Don't get me wrong. I'm all in favor of anything that helps programmers get their jobs done. It's just that the name RPG is giving the AS/400 community a bad name. When I talk to programmers who work outside of the AS/400 arena, they say, "Oh, you work on an AS/400? That's that RPG machine isn't it?" I also heard that someone on the Internet recently described a C program as being "so simple even an RPG programmer could understand it." Let's face it, to the rest of the world, RPG is a joke.
If IBM really wants to bring RPG into the 20th century, they'll need to do more than just give it a new name. Here are just a few of the changes I think it needs to make to keep RPG competitive.
o Get rid of the columns! Columns place too many restrictions on the programmer. Any language that doesn't let you indent your logic just isn't going to cut it.
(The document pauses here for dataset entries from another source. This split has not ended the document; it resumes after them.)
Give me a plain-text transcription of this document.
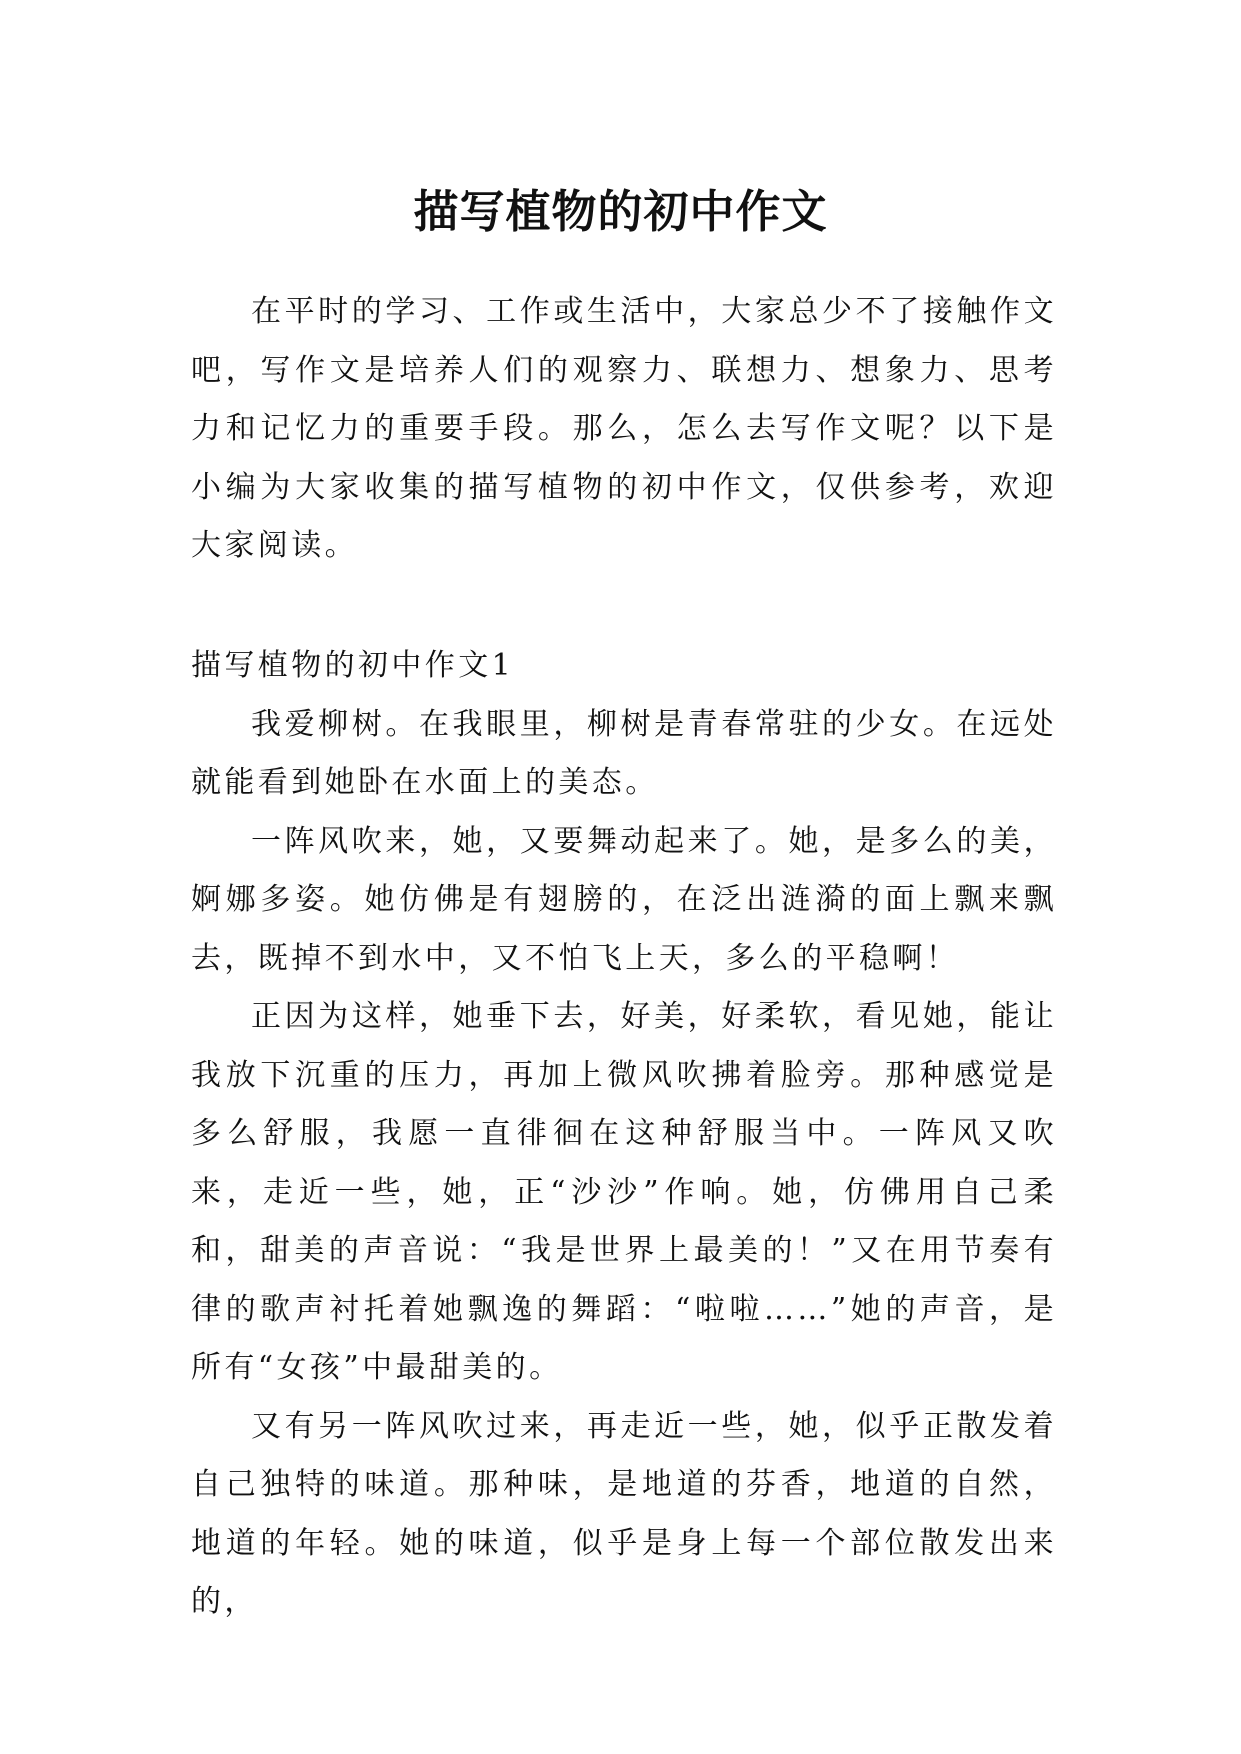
描写植物的初中作文

在平时的学习、工作或生活中，大家总少不了接触作文吧，写作文是培养人们的观察力、联想力、想象力、思考力和记忆力的重要手段。那么，怎么去写作文呢？以下是小编为大家收集的描写植物的初中作文，仅供参考，欢迎大家阅读。

描写植物的初中作文1

我爱柳树。在我眼里，柳树是青春常驻的少女。在远处就能看到她卧在水面上的美态。

一阵风吹来，她，又要舞动起来了。她，是多么的美，婀娜多姿。她仿佛是有翅膀的，在泛出涟漪的面上飘来飘去，既掉不到水中，又不怕飞上天，多么的平稳啊！

正因为这样，她垂下去，好美，好柔软，看见她，能让我放下沉重的压力，再加上微风吹拂着脸旁。那种感觉是多么舒服，我愿一直徘徊在这种舒服当中。一阵风又吹来，走近一些，她，正“沙沙”作响。她，仿佛用自己柔和，甜美的声音说：“我是世界上最美的！”又在用节奏有律的歌声衬托着她飘逸的舞蹈：“啦啦……”她的声音，是所有“女孩”中最甜美的。

又有另一阵风吹过来，再走近一些，她，似乎正散发着自己独特的味道。那种味，是地道的芬香，地道的自然，地道的年轻。她的味道，似乎是身上每一个部位散发出来的，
o Lose the indicators. If a language forces you to remember what *IN67 means, it will never be taken seriously.
o Trash the cycle. If RPG is to ever shed it's "report generator" image, the cycle has to go.
o Where are the multidimensional arrays? In this day and age it's hard to believe RPG still doesn't have them. Even BASIC's had them since its infancy.
o How about user-created functions? Built-in functions are great, but programmers need to be able to create their own.
o What about local variables? Why should programmers have to worry that variables used in one subroutine might clobber variables used in another subroutine?
I could go on, but what's the point? If IBM makes these kinds of changes, then it wouldn't be RPG anymore. Now, there's an idea. Maybe what we really need is a new language. Naw, then we wouldn't have RPG to kick around anymore.